Re: [PATCH v2] KVM: x86/pmu: Fix emulation on Intel counters' bit width

From: Like Xu
Date: Tue Mar 28 2023 - 05:16:49 EST


On 27/3/2023 10:30 pm, Paolo Bonzini wrote:
On Wed, Mar 22, 2023 at 10:31 AM Like Xu <like.xu.linux@xxxxxxxxx> wrote:

From: Like Xu <likexu@xxxxxxxxxxx>

Per Intel SDM, the bit width of a PMU counter is specified via CPUID
only if the vCPU has FW_WRITE[bit 13] on IA32_PERF_CAPABILITIES.
When the FW_WRITE bit is not set, only EAX is valid and out-of-bounds
bits accesses do not generate #GP. Conversely when this bit is set, #GP
for out-of-bounds bits accesses will also appear on the fixed counters.
vPMU currently does not support emulation of bit widths lower than 32
bits or higher than its host capability.

Can you please point out the date and paragraph of the SDM?

Paolo


25462-078US, December 2022
20.2.6 Full-Width Writes to Performance Counter Registers

The general-purpose performance counter registers IA32_PMCx are writable via WRMSR instruction.
However, the value written into IA32_PMCx by WRMSR is the signed extended 64-bit value of the
EAX[31:0] input of WRMSR.

A processor that supports full-width writes to the general-purpose performance counters enumerated by
CPUID.0AH:EAX[15:8] will set IA32_PERF_CAPABILITIES[13] to enumerate its full-width-write
capability See Figure 20-65.

If IA32_PERF_CAPABILITIES.FW_WRITE[bit 13] =1, each IA32_PMCi is accompanied by a
corresponding alias address starting at 4C1H for IA32_A_PMC0.

The bit width of the performance monitoring counters is specified in CPUID.0AH:EAX[23:16].
If IA32_A_PMCi is present, the 64-bit input value (EDX:EAX) of WRMSR to IA32_A_PMCi will cause
IA32_PMCi to be updated by:

COUNTERWIDTH =
CPUID.0AH:EAX[23:16] bit width of the performance monitoring counter
IA32_PMCi[COUNTERWIDTH-1:32] := EDX[COUNTERWIDTH-33:0]);
IA32_PMCi[31:0] := EAX[31:0];
EDX[63:COUNTERWIDTH] are reserved

---

Some might argue that this is all talking about GP counters, not fixed counters.
In fact, the full-width write hw behaviour is presumed to do the same thing for all counters.

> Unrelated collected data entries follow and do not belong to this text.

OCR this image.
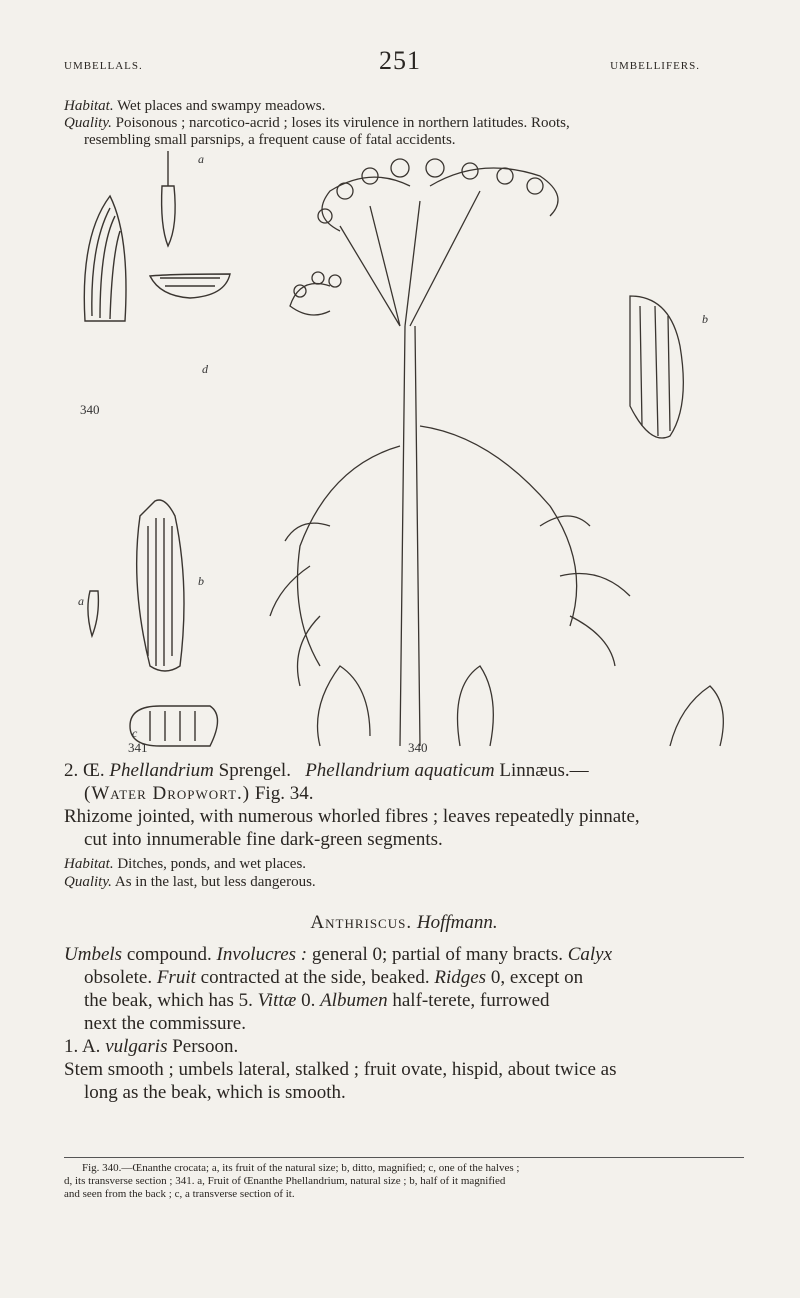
UMBELLALS.	251	UMBELLIFERS.
Habitat. Wet places and swampy meadows.
Quality. Poisonous ; narcotico-acrid ; loses its virulence in northern latitudes. Roots,
resembling small parsnips, a frequent cause of fatal accidents.
a
d
340
b
a
c
341	340
b
2. Œ. Phellandrium Sprengel. Phellandrium aquaticum Linnæus.—
(Water Dropwort.) Fig. 34.
Rhizome jointed, with numerous whorled fibres ; leaves repeatedly pinnate,
cut into innumerable fine dark-green segments.
Habitat. Ditches, ponds, and wet places.
Quality. As in the last, but less dangerous.
Anthriscus. Hoffmann.
Umbels compound. Involucres : general 0; partial of many bracts. Calyx
obsolete. Fruit contracted at the side, beaked. Ridges 0, except on
the beak, which has 5. Vittæ 0. Albumen half-terete, furrowed
next the commissure.
1. A. vulgaris Persoon.
Stem smooth ; umbels lateral, stalked ; fruit ovate, hispid, about twice as
long as the beak, which is smooth.
Fig. 340.—Œnanthe crocata; a, its fruit of the natural size; b, ditto, magnified; c, one of the halves ;
d, its transverse section ; 341. a, Fruit of Œnanthe Phellandrium, natural size ; b, half of it magnified
and seen from the back ; c, a transverse section of it.
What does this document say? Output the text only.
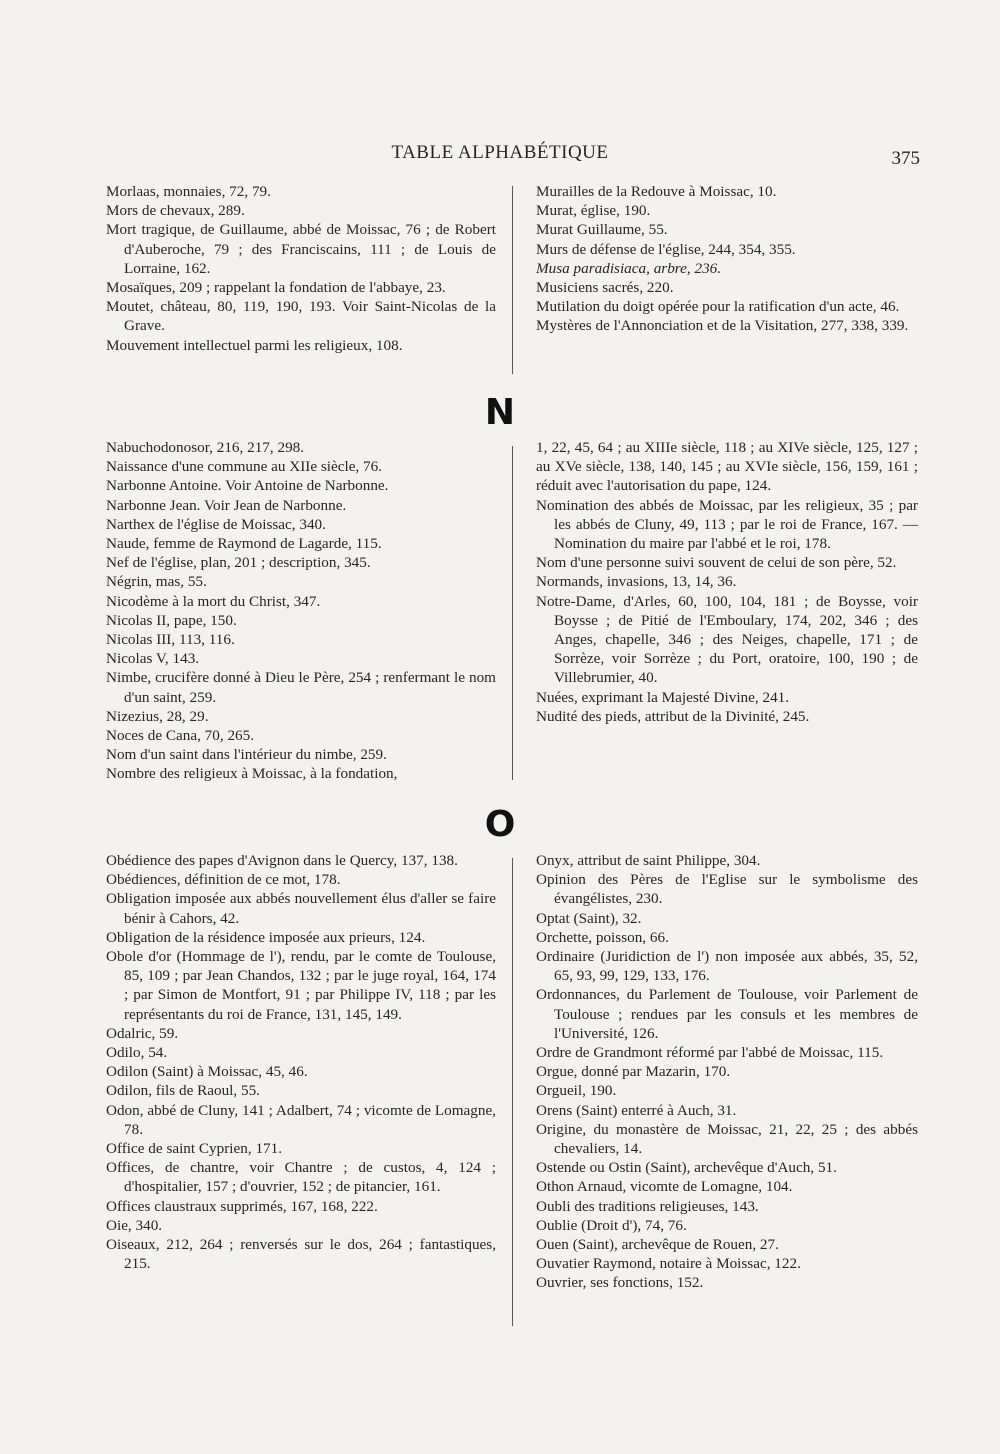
TABLE ALPHABÉTIQUE	375
Morlaas, monnaies, 72, 79.
Mors de chevaux, 289.
Mort tragique, de Guillaume, abbé de Moissac, 76 ; de Robert d'Auberoche, 79 ; des Franciscains, 111 ; de Louis de Lorraine, 162.
Mosaïques, 209 ; rappelant la fondation de l'abbaye, 23.
Moutet, château, 80, 119, 190, 193. Voir Saint-Nicolas de la Grave.
Mouvement intellectuel parmi les religieux, 108.
Murailles de la Redouve à Moissac, 10.
Murat, église, 190.
Murat Guillaume, 55.
Murs de défense de l'église, 244, 354, 355.
Musa paradisiaca, arbre, 236.
Musiciens sacrés, 220.
Mutilation du doigt opérée pour la ratification d'un acte, 46.
Mystères de l'Annonciation et de la Visitation, 277, 338, 339.
N
Nabuchodonosor, 216, 217, 298.
Naissance d'une commune au XIIe siècle, 76.
Narbonne Antoine. Voir Antoine de Narbonne.
Narbonne Jean. Voir Jean de Narbonne.
Narthex de l'église de Moissac, 340.
Naude, femme de Raymond de Lagarde, 115.
Nef de l'église, plan, 201 ; description, 345.
Négrin, mas, 55.
Nicodème à la mort du Christ, 347.
Nicolas II, pape, 150.
Nicolas III, 113, 116.
Nicolas V, 143.
Nimbe, crucifère donné à Dieu le Père, 254 ; renfermant le nom d'un saint, 259.
Nizezius, 28, 29.
Noces de Cana, 70, 265.
Nom d'un saint dans l'intérieur du nimbe, 259.
Nombre des religieux à Moissac, à la fondation,
1, 22, 45, 64 ; au XIIIe siècle, 118 ; au XIVe siècle, 125, 127 ; au XVe siècle, 138, 140, 145 ; au XVIe siècle, 156, 159, 161 ; réduit avec l'autorisation du pape, 124.
Nomination des abbés de Moissac, par les religieux, 35 ; par les abbés de Cluny, 49, 113 ; par le roi de France, 167. — Nomination du maire par l'abbé et le roi, 178.
Nom d'une personne suivi souvent de celui de son père, 52.
Normands, invasions, 13, 14, 36.
Notre-Dame, d'Arles, 60, 100, 104, 181 ; de Boysse, voir Boysse ; de Pitié de l'Emboulary, 174, 202, 346 ; des Anges, chapelle, 346 ; des Neiges, chapelle, 171 ; de Sorrèze, voir Sorrèze ; du Port, oratoire, 100, 190 ; de Villebrumier, 40.
Nuées, exprimant la Majesté Divine, 241.
Nudité des pieds, attribut de la Divinité, 245.
O
Obédience des papes d'Avignon dans le Quercy, 137, 138.
Obédiences, définition de ce mot, 178.
Obligation imposée aux abbés nouvellement élus d'aller se faire bénir à Cahors, 42.
Obligation de la résidence imposée aux prieurs, 124.
Obole d'or (Hommage de l'), rendu, par le comte de Toulouse, 85, 109 ; par Jean Chandos, 132 ; par le juge royal, 164, 174 ; par Simon de Montfort, 91 ; par Philippe IV, 118 ; par les représentants du roi de France, 131, 145, 149.
Odalric, 59.
Odilo, 54.
Odilon (Saint) à Moissac, 45, 46.
Odilon, fils de Raoul, 55.
Odon, abbé de Cluny, 141 ; Adalbert, 74 ; vicomte de Lomagne, 78.
Office de saint Cyprien, 171.
Offices, de chantre, voir Chantre ; de custos, 4, 124 ; d'hospitalier, 157 ; d'ouvrier, 152 ; de pitancier, 161.
Offices claustraux supprimés, 167, 168, 222.
Oie, 340.
Oiseaux, 212, 264 ; renversés sur le dos, 264 ; fantastiques, 215.
Onyx, attribut de saint Philippe, 304.
Opinion des Pères de l'Eglise sur le symbolisme des évangélistes, 230.
Optat (Saint), 32.
Orchette, poisson, 66.
Ordinaire (Juridiction de l') non imposée aux abbés, 35, 52, 65, 93, 99, 129, 133, 176.
Ordonnances, du Parlement de Toulouse, voir Parlement de Toulouse ; rendues par les consuls et les membres de l'Université, 126.
Ordre de Grandmont réformé par l'abbé de Moissac, 115.
Orgue, donné par Mazarin, 170.
Orgueil, 190.
Orens (Saint) enterré à Auch, 31.
Origine, du monastère de Moissac, 21, 22, 25 ; des abbés chevaliers, 14.
Ostende ou Ostin (Saint), archevêque d'Auch, 51.
Othon Arnaud, vicomte de Lomagne, 104.
Oubli des traditions religieuses, 143.
Oublie (Droit d'), 74, 76.
Ouen (Saint), archevêque de Rouen, 27.
Ouvatier Raymond, notaire à Moissac, 122.
Ouvrier, ses fonctions, 152.
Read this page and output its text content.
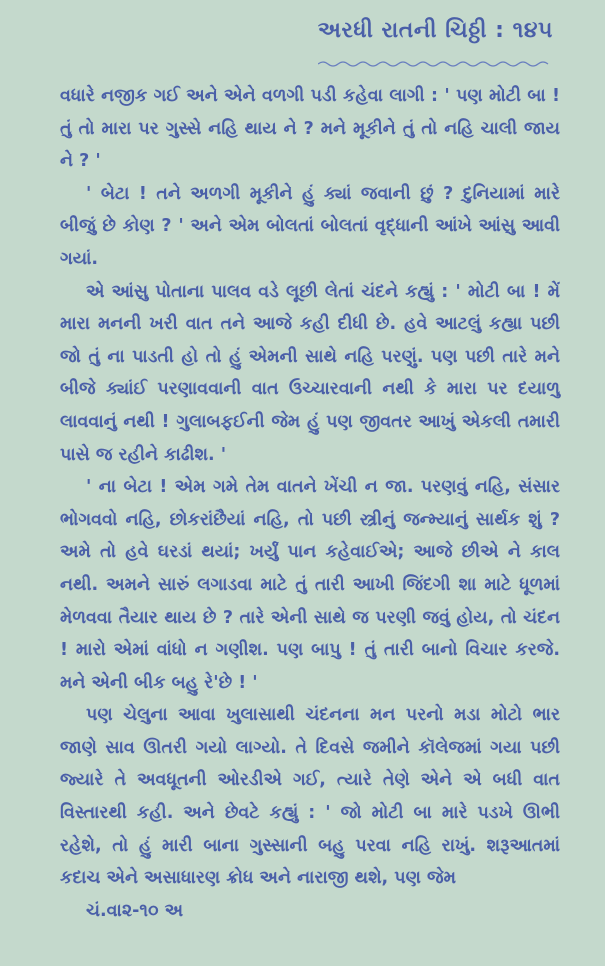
અરધી રાતની ચિઠ્ઠી : ૧૪૫

વધારે નજીક ગઈ અને એને વળગી પડી કહેવા લાગી : ' પણ મોટી બા ! તું તો મારા પર ગુસ્સે નહિ થાય ને ? મને મૂકીને તું તો નહિ ચાલી જાય ને ? '

' બેટા ! તને અળગી મૂકીને હું ક્યાં જવાની છું ? દુનિયામાં મારે બીજું છે કોણ ? ' અને એમ બોલતાં બોલતાં વૃદ્ધાની આંખે આંસુ આવી ગયાં.

એ આંસુ પોતાના પાલવ વડે લૂછી લેતાં ચંદને કહ્યું : ' મોટી બા ! મેં મારા મનની ખરી વાત તને આજે કહી દીધી છે. હવે આટલું કહ્યા પછી જો તું ના પાડતી હો તો હું એમની સાથે નહિ પરણું. પણ પછી તારે મને બીજે ક્યાંઈ પરણાવવાની વાત ઉચ્ચારવાની નથી કે મારા પર દયાળુ લાવવાનું નથી ! ગુલાબફઈની જેમ હું પણ જીવતર આખું એકલી તમારી પાસે જ રહીને કાઢીશ. '

' ના બેટા ! એમ ગમે તેમ વાતને ખેંચી ન જા. પરણવું નહિ, સંસાર ભોગવવો નહિ, છોકરાંછૈયાં નહિ, તો પછી સ્ત્રીનું જન્મ્યાનું સાર્થક શું ? અમે તો હવે ઘરડાં થયાં; ખર્યું પાન કહેવાઈએ; આજે છીએ ને કાલ નથી. અમને સારું લગાડવા માટે તું તારી આખી જિંદગી શા માટે ધૂળમાં મેળવવા તૈયાર થાય છે ? તારે એની સાથે જ પરણી જવું હોય, તો ચંદન ! મારો એમાં વાંધો ન ગણીશ. પણ બાપુ ! તું તારી બાનો વિચાર કરજે. મને એની બીક બહુ રે'છે ! '

પણ ચેલુના આવા ખુલાસાથી ચંદનના મન પરનો મડા મોટો ભાર જાણે સાવ ઊતરી ગયો લાગ્યો. તે દિવસે જમીને કૉલેજમાં ગયા પછી જ્યારે તે અવધૂતની ઓરડીએ ગઈ, ત્યારે તેણે એને એ બધી વાત વિસ્તારથી કહી. અને છેવટે કહ્યું : ' જો મોટી બા મારે પડખે ઊભી રહેશે, તો હું મારી બાના ગુસ્સાની બહુ પરવા નહિ રાખું. શરૂઆતમાં કદાચ એને અસાધારણ ક્રોધ અને નારાજી થશે, પણ જેમ

ચં.વા૨-૧૦ અ
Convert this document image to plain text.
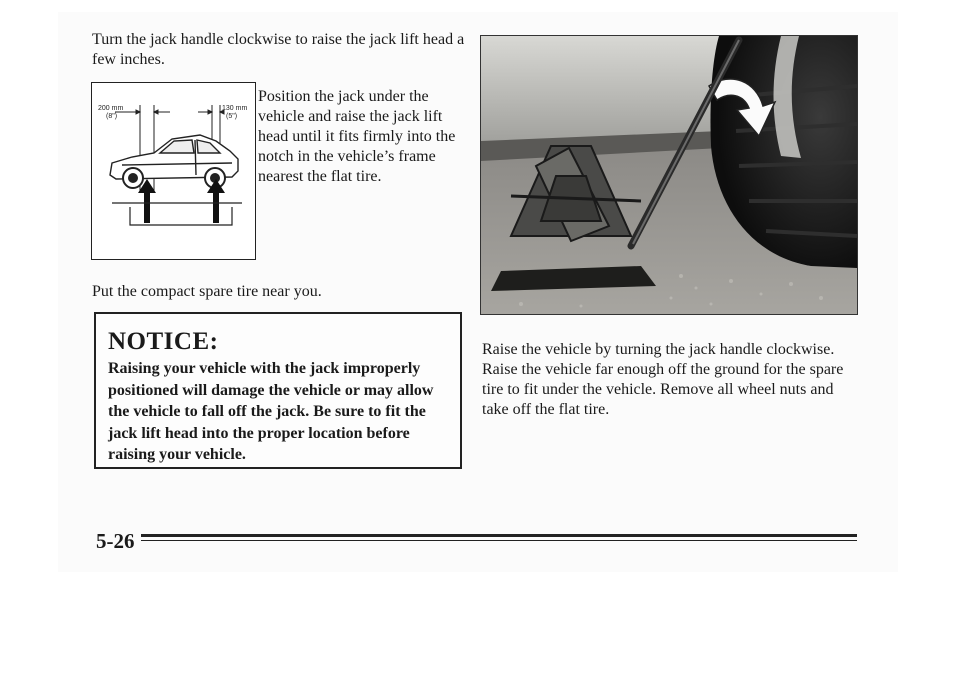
Turn the jack handle clockwise to raise the jack lift head a few inches.

200 mm
(8")
130 mm
(5")

Position the jack under the vehicle and raise the jack lift head until it fits firmly into the notch in the vehicle’s frame nearest the flat tire.

Put the compact spare tire near you.

NOTICE:

Raising your vehicle with the jack improperly positioned will damage the vehicle or may allow the vehicle to fall off the jack. Be sure to fit the jack lift head into the proper location before raising your vehicle.

Raise the vehicle by turning the jack handle clockwise. Raise the vehicle far enough off the ground for the spare tire to fit under the vehicle. Remove all wheel nuts and take off the flat tire.

5-26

Commercial hardware will not use less than 32 bits or a bit width like 46 bits.
A KVM user space (such as selftests) may set a strange bit-width, for example using 33 bits,
and based on the current code, writing the reserved bits for #fixed counters doesn't cause #GP.

Also when the guest does not have the Full-Width feature, the fixed counters can be more than
32 bits wide via CPUID, while the #GP counter is only 32 bits wide, which is also monstrous.

The current KVM is also not capable of emulating counter overflow when KVM user space is set
to a bit width of less than 32 bits w/ FW_WRITE.

The above SDM-undefined behaviour led to this fix, which may lift some of the fog.